To Biden’s credit, his plan did include a homeowners­hip component: a $15,000 tax credit for firsttime home buyers. The administra­tion has suggested that this credit could be advanced so it would be usable at the time of purchase, but there are no details and it’s not clear how that would work.

There is a simpler way to increase access to homeowners­hip: a homeowners­hip voucher.

Homeowners­hip’s importance to wealth building is well understood. The majority of Americans hold their wealth in their homes. A 2015 report released by Brandeis University’s Institute for Assets and Social Policy shows that the homeowners­hip gap is the most significan­t driver of the racial wealth gap and more significan­t than unequal incomes and access to higher education.

The Black-white homeowners­hip gap is worse today than it was in 1968, the year the Fair Housing Act was passed, yet America spends little to help increase homeowners­hip among those who have been left behind.

The only significan­t federal program that specifical­ly helps lowerincom­e households purchase their first home is the FHA mortgage insurance program, with a current annual budget of about $3 billion. We spend 13 times that amount — $39 billion a year — on rent vouchers.

But rent vouchers, though an important social safety net, can get expensive; the average beneficiar­y uses it for six years and the average monthly subsidy is $768, which adds up to about $55,000.

Yet rent vouchers accomplish nothing for people who want to own their own housing and avoid having a landlord and annual rent increases.

A homeowners­hip voucher program would help people of color and low-income households raise a down payment sufficient to get an affordable, safe mortgage — and get a jump-start in building equity. In the long-run, it would be less expensive than paying a portion of someone’s rent, month after month, for years on end.

Homeowners­hip vouchers could have a major impact. A onetime national investment of $39 billion (the same amount spent annually on rent vouchers) could provide a $15,000 voucher to 2.6 million new home buyers — a population large enough to increase the Black homeowners­hip rate from 42% to around 60%, substantia­lly narrowing the Black-white homeowners­hip gap.

While $15,000 may not be enough to help a home buyer in expensive housing markets on the coasts, it would work in most parts of the country where housing costs are lower. And this amount could be adjusted for higher-priced markets, just as rent vouchers are.

My nonprofit organizati­on, Homewise, has operated a local version of this idea in New Mexico for years and has helped thousands of new buyers with down payment assistance, from modestly priced Albuquerqu­e to highcost Santa Fe.

Some caution is warranted here. As shown during the mortgage lending crisis, making home loans available without regard to the borrower’s ability to make the payments can cause real damage.

But when home buyer assistance is provided together with education and coaching that help buyers reduce consumer debt, improve their credit and build a savings habit, these buyers can be successful over the long term and able to weather the curveballs life can throw. For example, the over-30-day delinquenc­y rate of homeowners assisted by Homewise is less than 2.5% — much lower than home buyers who did not benefit from the same kind of support.

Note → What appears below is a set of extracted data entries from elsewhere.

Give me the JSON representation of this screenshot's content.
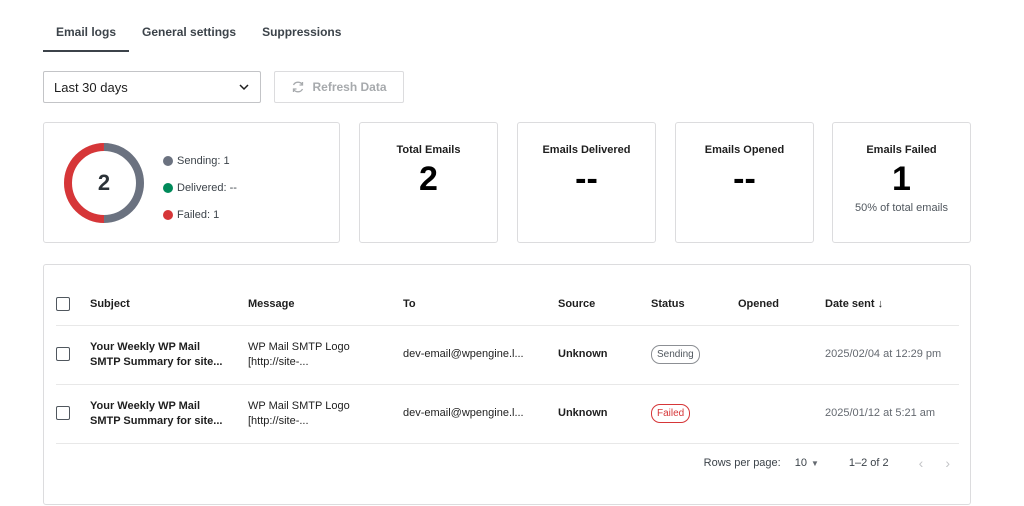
{
  "tabs": [
    {
      "label": "Email logs",
      "active": true
    },
    {
      "label": "General settings",
      "active": false
    },
    {
      "label": "Suppressions",
      "active": false
    }
  ],
  "filters": {
    "range_selected": "Last 30 days",
    "refresh_label": "Refresh Data"
  },
  "summary": {
    "total": "2",
    "legend": [
      {
        "label": "Sending: 1",
        "color": "#6b7280"
      },
      {
        "label": "Delivered: --",
        "color": "#008a5a"
      },
      {
        "label": "Failed: 1",
        "color": "#d63638"
      }
    ],
    "donut_fractions": {
      "sending": 0.5,
      "delivered": 0,
      "failed": 0.5
    }
  },
  "stats": [
    {
      "title": "Total Emails",
      "value": "2",
      "sub": ""
    },
    {
      "title": "Emails Delivered",
      "value": "--",
      "sub": ""
    },
    {
      "title": "Emails Opened",
      "value": "--",
      "sub": ""
    },
    {
      "title": "Emails Failed",
      "value": "1",
      "sub": "50% of total emails"
    }
  ],
  "table": {
    "headers": {
      "subject": "Subject",
      "message": "Message",
      "to": "To",
      "source": "Source",
      "status": "Status",
      "opened": "Opened",
      "date": "Date sent"
    },
    "rows": [
      {
        "subject_line1": "Your Weekly WP Mail",
        "subject_line2": "SMTP Summary for site...",
        "message_line1": "WP Mail SMTP Logo",
        "message_line2": "[http://site-...",
        "to": "dev-email@wpengine.l...",
        "source": "Unknown",
        "status": "Sending",
        "opened": "",
        "date": "2025/02/04 at 12:29 pm"
      },
      {
        "subject_line1": "Your Weekly WP Mail",
        "subject_line2": "SMTP Summary for site...",
        "message_line1": "WP Mail SMTP Logo",
        "message_line2": "[http://site-...",
        "to": "dev-email@wpengine.l...",
        "source": "Unknown",
        "status": "Failed",
        "opened": "",
        "date": "2025/01/12 at 5:21 am"
      }
    ]
  },
  "pagination": {
    "rows_per_page_label": "Rows per page:",
    "rows_per_page_value": "10",
    "range": "1–2 of 2"
  }
}
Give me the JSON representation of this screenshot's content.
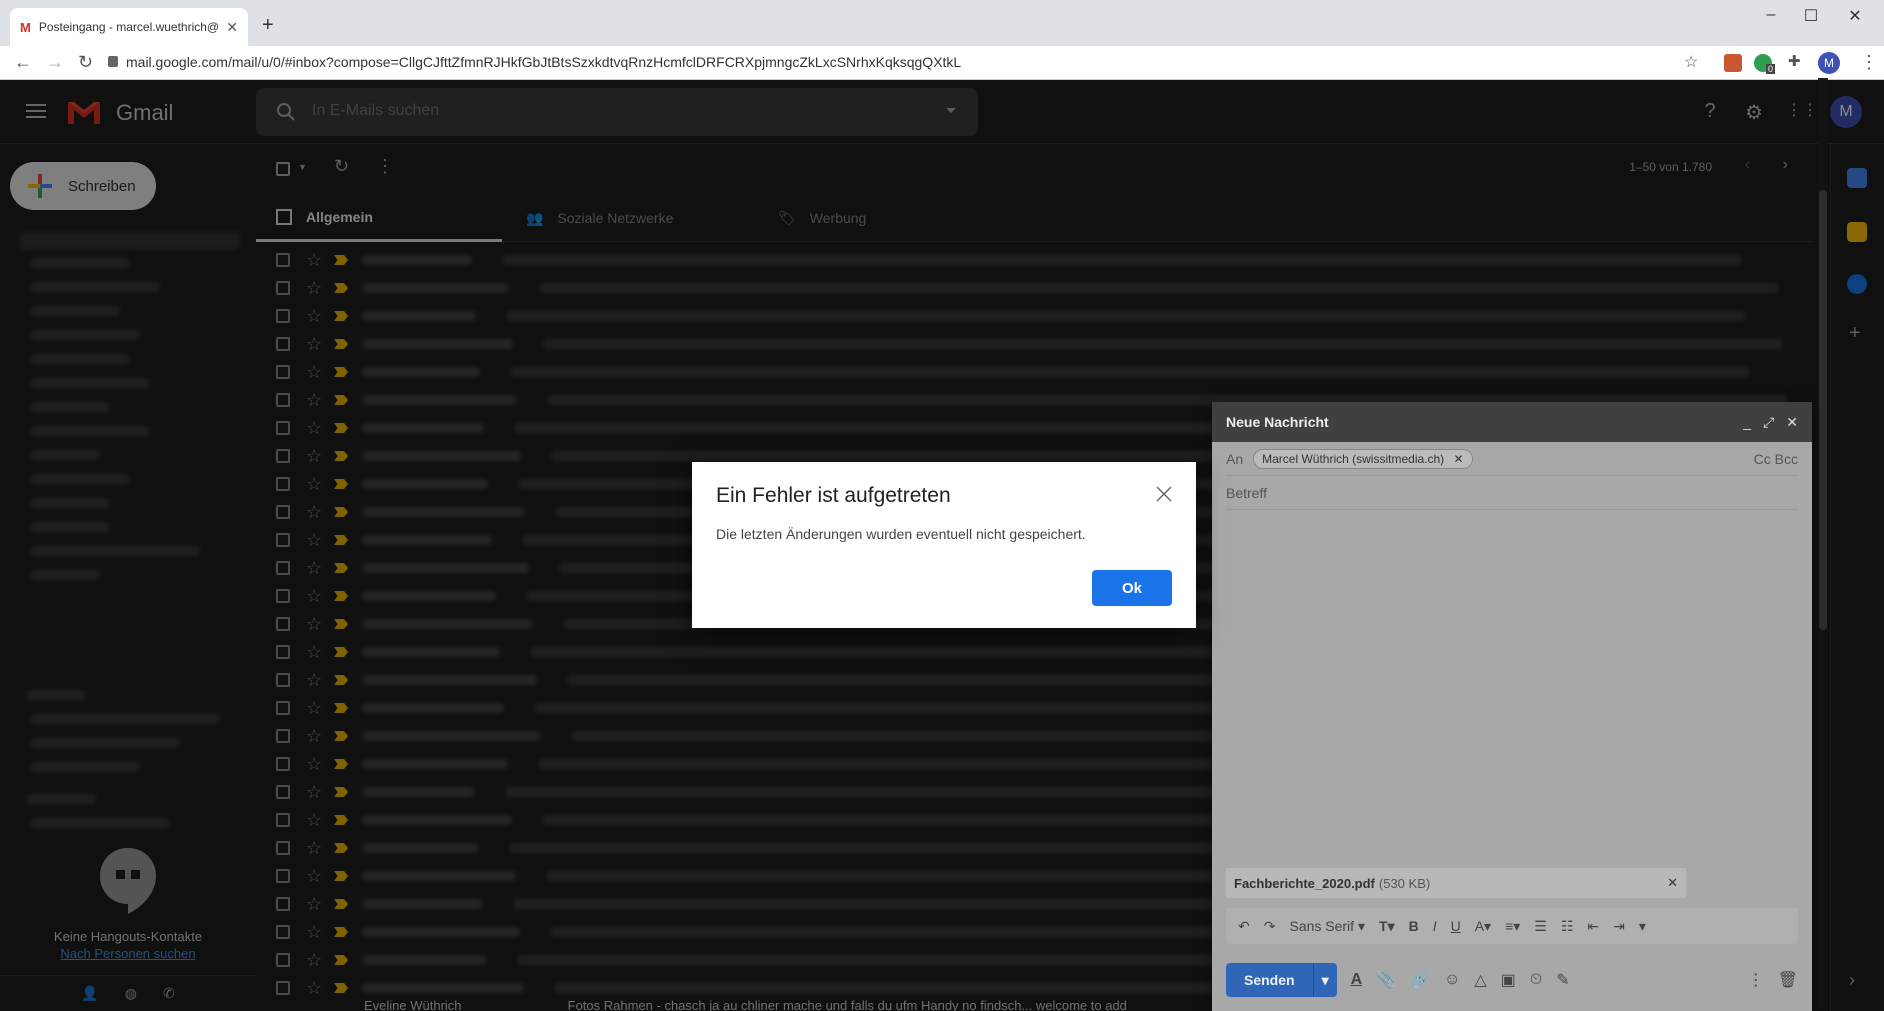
{
  "browser": {
    "tab_title": "Posteingang - marcel.wuethrich@",
    "url": "mail.google.com/mail/u/0/#inbox?compose=CllgCJfttZfmnRJHkfGbJtBtsSzxkdtvqRnzHcmfclDRFCRXpjmngcZkLxcSNrhxKqksqgQXtkL",
    "new_tab": "+",
    "profile_initial": "M",
    "ext_badge": "0"
  },
  "gmail": {
    "logo_text": "Gmail",
    "search_placeholder": "In E-Mails suchen",
    "avatar_initial": "M"
  },
  "sidebar": {
    "compose_label": "Schreiben",
    "hangouts_empty": "Keine Hangouts-Kontakte",
    "hangouts_link": "Nach Personen suchen"
  },
  "toolbar": {
    "pager": "1–50 von 1.780"
  },
  "category_tabs": [
    {
      "label": "Allgemein",
      "active": true
    },
    {
      "label": "Soziale Netzwerke",
      "active": false
    },
    {
      "label": "Werbung",
      "active": false
    }
  ],
  "email_list": {
    "visible_row_count": 27,
    "last_row": {
      "sender": "Eveline Wüthrich",
      "preview": "Fotos Rahmen - chasch ja au chliner mache und falls du ufm Handy no findsch... welcome to add"
    }
  },
  "compose": {
    "title": "Neue Nachricht",
    "to_label": "An",
    "recipient": "Marcel Wüthrich (swissitmedia.ch)",
    "cc_bcc": "Cc Bcc",
    "subject_placeholder": "Betreff",
    "attachment_name": "Fachberichte_2020.pdf",
    "attachment_size": "(530 KB)",
    "font_select": "Sans Serif",
    "send_label": "Senden"
  },
  "dialog": {
    "title": "Ein Fehler ist aufgetreten",
    "message": "Die letzten Änderungen wurden eventuell nicht gespeichert.",
    "ok_label": "Ok"
  },
  "colors": {
    "primary_button": "#1a73e8",
    "send_button": "#3066b8",
    "important_marker": "#e8b400",
    "app_background": "#1e1e1e"
  }
}
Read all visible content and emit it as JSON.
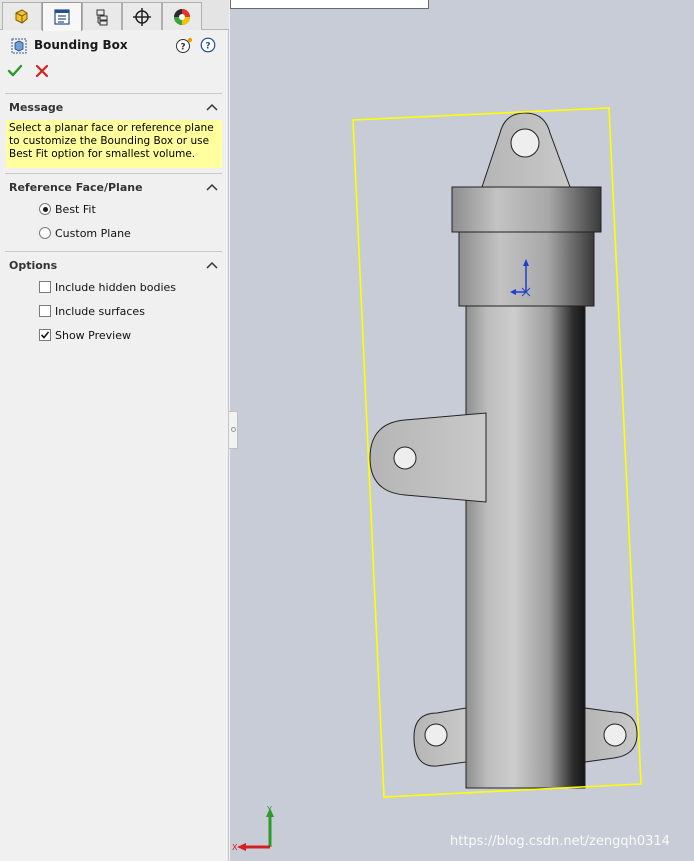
{
  "tabs": [
    {
      "name": "feature-manager",
      "icon": "part-icon",
      "active": false
    },
    {
      "name": "property-manager",
      "icon": "property-manager-icon",
      "active": true
    },
    {
      "name": "configuration-manager",
      "icon": "configuration-icon",
      "active": false
    },
    {
      "name": "dimxpert-manager",
      "icon": "crosshair-icon",
      "active": false
    },
    {
      "name": "display-manager",
      "icon": "appearance-icon",
      "active": false
    }
  ],
  "feature": {
    "title": "Bounding Box",
    "icon": "bounding-box-icon"
  },
  "actions": {
    "ok_icon": "checkmark-icon",
    "cancel_icon": "close-icon"
  },
  "sections": {
    "message": {
      "heading": "Message",
      "text": "Select a planar face or reference plane to customize the Bounding Box or use Best Fit option for smallest volume."
    },
    "reference": {
      "heading": "Reference Face/Plane",
      "options": [
        {
          "label": "Best Fit",
          "selected": true
        },
        {
          "label": "Custom Plane",
          "selected": false
        }
      ]
    },
    "options": {
      "heading": "Options",
      "checkboxes": [
        {
          "label": "Include hidden bodies",
          "checked": false
        },
        {
          "label": "Include surfaces",
          "checked": false
        },
        {
          "label": "Show Preview",
          "checked": true
        }
      ]
    }
  },
  "viewport": {
    "background": "#c7ccd6",
    "bounding_box_color": "#ffff00",
    "triad_labels": {
      "x": "X",
      "y": "Y"
    }
  },
  "watermark": "https://blog.csdn.net/zengqh0314"
}
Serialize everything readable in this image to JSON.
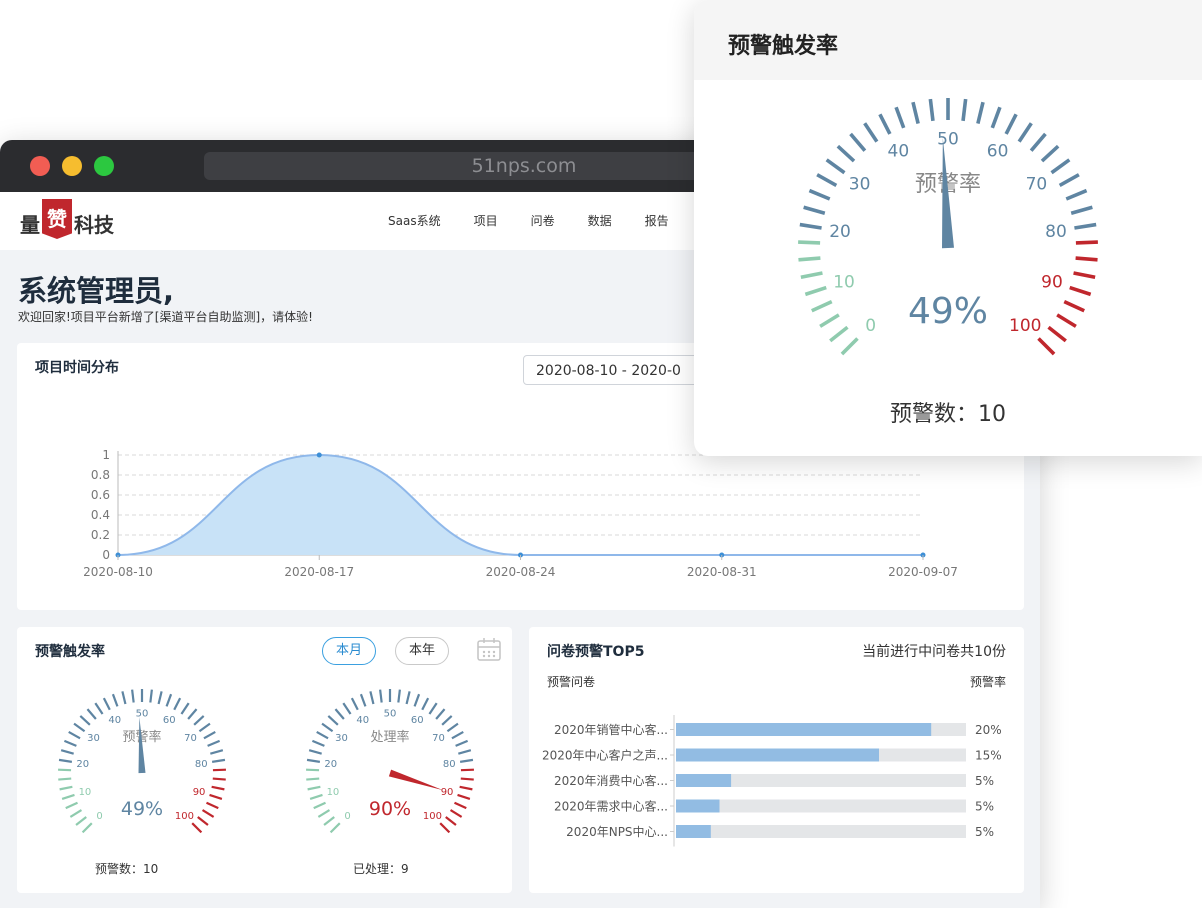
{
  "browser": {
    "url": "51nps.com",
    "window_dots": [
      "#f15d53",
      "#f6bd2f",
      "#2cc840"
    ]
  },
  "nav": {
    "logo_parts": [
      "量",
      "赞",
      "科技"
    ],
    "items": [
      "Saas系统",
      "项目",
      "问卷",
      "数据",
      "报告"
    ]
  },
  "welcome": {
    "title": "系统管理员,",
    "subtitle": "欢迎回家!项目平台新增了[渠道平台自助监测]，请体验!"
  },
  "project_chart": {
    "title": "项目时间分布",
    "date_range": "2020-08-10 - 2020-0"
  },
  "chart_data": {
    "type": "area",
    "x": [
      "2020-08-10",
      "2020-08-17",
      "2020-08-24",
      "2020-08-31",
      "2020-09-07"
    ],
    "values": [
      0,
      1,
      0,
      0,
      0
    ],
    "yticks": [
      "0",
      "0.2",
      "0.4",
      "0.6",
      "0.8",
      "1"
    ],
    "ylim": [
      0,
      1
    ],
    "grid": true,
    "color": "#8fb8ea",
    "fill": "#c8e2f7"
  },
  "alert_card": {
    "title": "预警触发率",
    "toggle_month": "本月",
    "toggle_year": "本年",
    "calendar_icon": "calendar-icon",
    "gauge1": {
      "label": "预警率",
      "value": 49,
      "display": "49%",
      "caption": "预警数：10",
      "value_color": "#5f85a2"
    },
    "gauge2": {
      "label": "处理率",
      "value": 90,
      "display": "90%",
      "caption": "已处理：9",
      "value_color": "#c0272d"
    },
    "tick_labels": [
      "0",
      "10",
      "20",
      "30",
      "40",
      "50",
      "60",
      "70",
      "80",
      "90",
      "100"
    ]
  },
  "top5": {
    "title": "问卷预警TOP5",
    "summary": "当前进行中问卷共10份",
    "col_left": "预警问卷",
    "col_right": "预警率",
    "rows": [
      {
        "name": "2020年销管中心客...",
        "pct": 88,
        "label": "20%"
      },
      {
        "name": "2020年中心客户之声...",
        "pct": 70,
        "label": "15%"
      },
      {
        "name": "2020年消费中心客...",
        "pct": 19,
        "label": "5%"
      },
      {
        "name": "2020年需求中心客...",
        "pct": 15,
        "label": "5%"
      },
      {
        "name": "2020年NPS中心...",
        "pct": 12,
        "label": "5%"
      }
    ],
    "bar_color": "#92bce3",
    "track_color": "#e4e6e8"
  },
  "popup": {
    "title": "预警触发率",
    "gauge_label": "预警率",
    "value": 49,
    "display": "49%",
    "caption": "预警数：10"
  },
  "colors": {
    "green": "#8fcbae",
    "blue": "#5f85a2",
    "red": "#c0272d"
  }
}
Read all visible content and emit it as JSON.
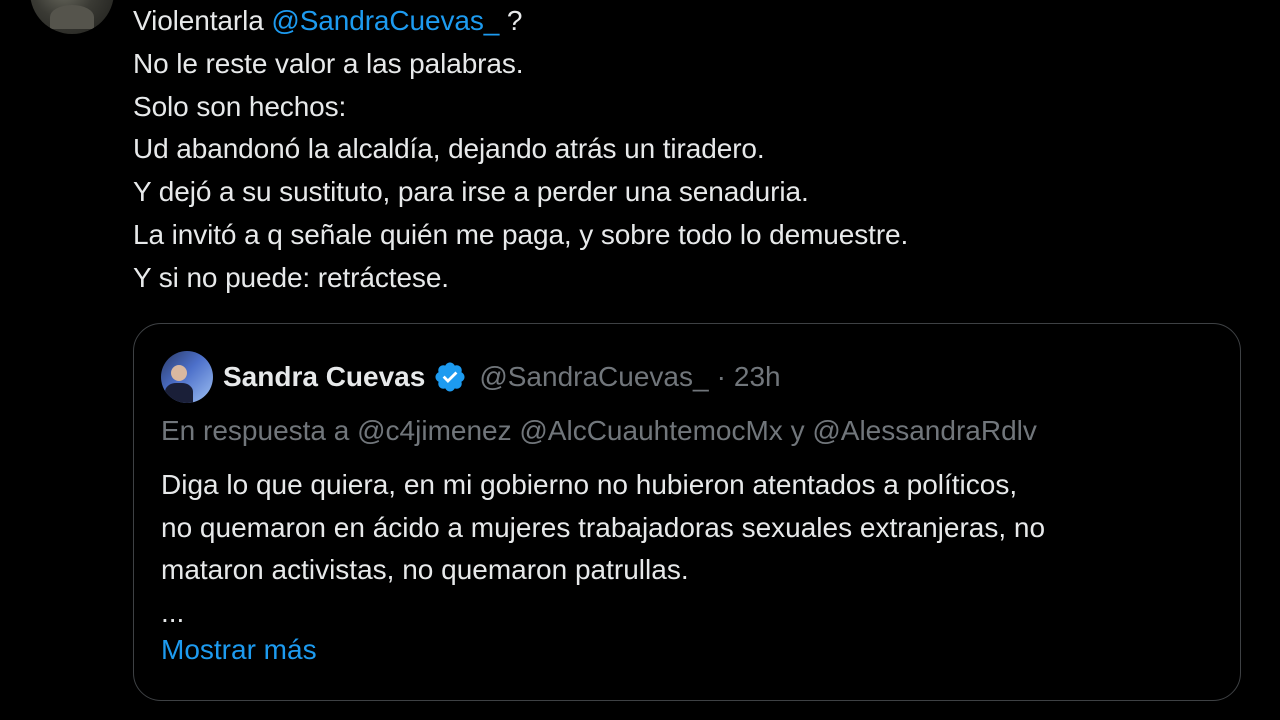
{
  "tweet": {
    "line1_prefix": "Violentarla ",
    "line1_mention": "@SandraCuevas_",
    "line1_suffix": " ?",
    "lines": [
      "No le reste valor a las palabras.",
      "Solo son hechos:",
      "Ud abandonó la alcaldía, dejando atrás un tiradero.",
      "Y dejó a su sustituto, para irse a perder una senaduria.",
      "La invitó a q señale quién me paga, y sobre todo lo demuestre.",
      "Y si no puede: retráctese."
    ]
  },
  "quote": {
    "name": "Sandra Cuevas",
    "handle": "@SandraCuevas_",
    "separator": "·",
    "time": "23h",
    "reply_prefix": "En respuesta a ",
    "reply_mentions": "@c4jimenez @AlcCuauhtemocMx y @AlessandraRdlv",
    "text_lines": [
      "Diga lo que quiera, en mi gobierno no hubieron atentados a políticos,",
      "no quemaron en ácido a mujeres trabajadoras sexuales extranjeras, no",
      "mataron activistas, no quemaron patrullas.",
      "..."
    ],
    "show_more": "Mostrar más"
  },
  "icons": {
    "verified": "verified-badge-icon"
  },
  "colors": {
    "background": "#000000",
    "text": "#e7e9ea",
    "muted": "#71767b",
    "accent": "#1d9bf0",
    "border": "#3e4144"
  }
}
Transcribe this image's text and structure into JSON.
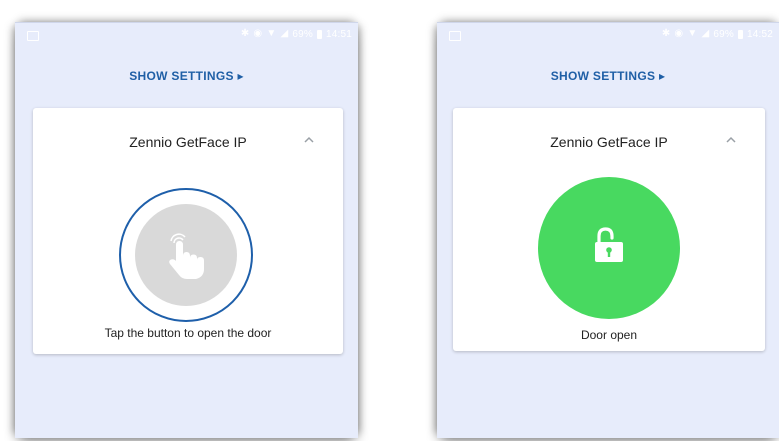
{
  "screens": [
    {
      "status": {
        "battery_text": "69%",
        "time": "14:51"
      },
      "show_settings_label": "SHOW SETTINGS ▸",
      "card": {
        "title": "Zennio GetFace IP",
        "caption": "Tap the button to open the door",
        "icon": "hand-tap-icon"
      }
    },
    {
      "status": {
        "battery_text": "69%",
        "time": "14:52"
      },
      "show_settings_label": "SHOW SETTINGS ▸",
      "card": {
        "title": "Zennio GetFace IP",
        "caption": "Door open",
        "icon": "unlocked-padlock-icon"
      }
    }
  ],
  "colors": {
    "background": "#e7ecfb",
    "accent_blue": "#1f5fa6",
    "button_ring": "#1e5faa",
    "button_idle": "#d9d9d9",
    "door_open_green": "#48d960"
  }
}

What is needed is a network of organizati­ons with a track record of serving communitie­s of color — organizati­ons that can help individual home buyers address specific barriers to buying a home.

The good news is that hundreds of these organizati­ons already exist, whether community developmen­t financial institutio­ns, state housing finance agencies or affordable housing nonprofit groups.

A homeowners­hip voucher is no silver bullet. But if used right, it can lower the barriers that prevent many rent-paying Americans from buying a home and building equity in an asset. Only then will we begin to level the playing field for all.

A homeowners­hip voucher program would be cheaper than rental subsidies and it could help low-income families raise a down payment to buy homes and build equity.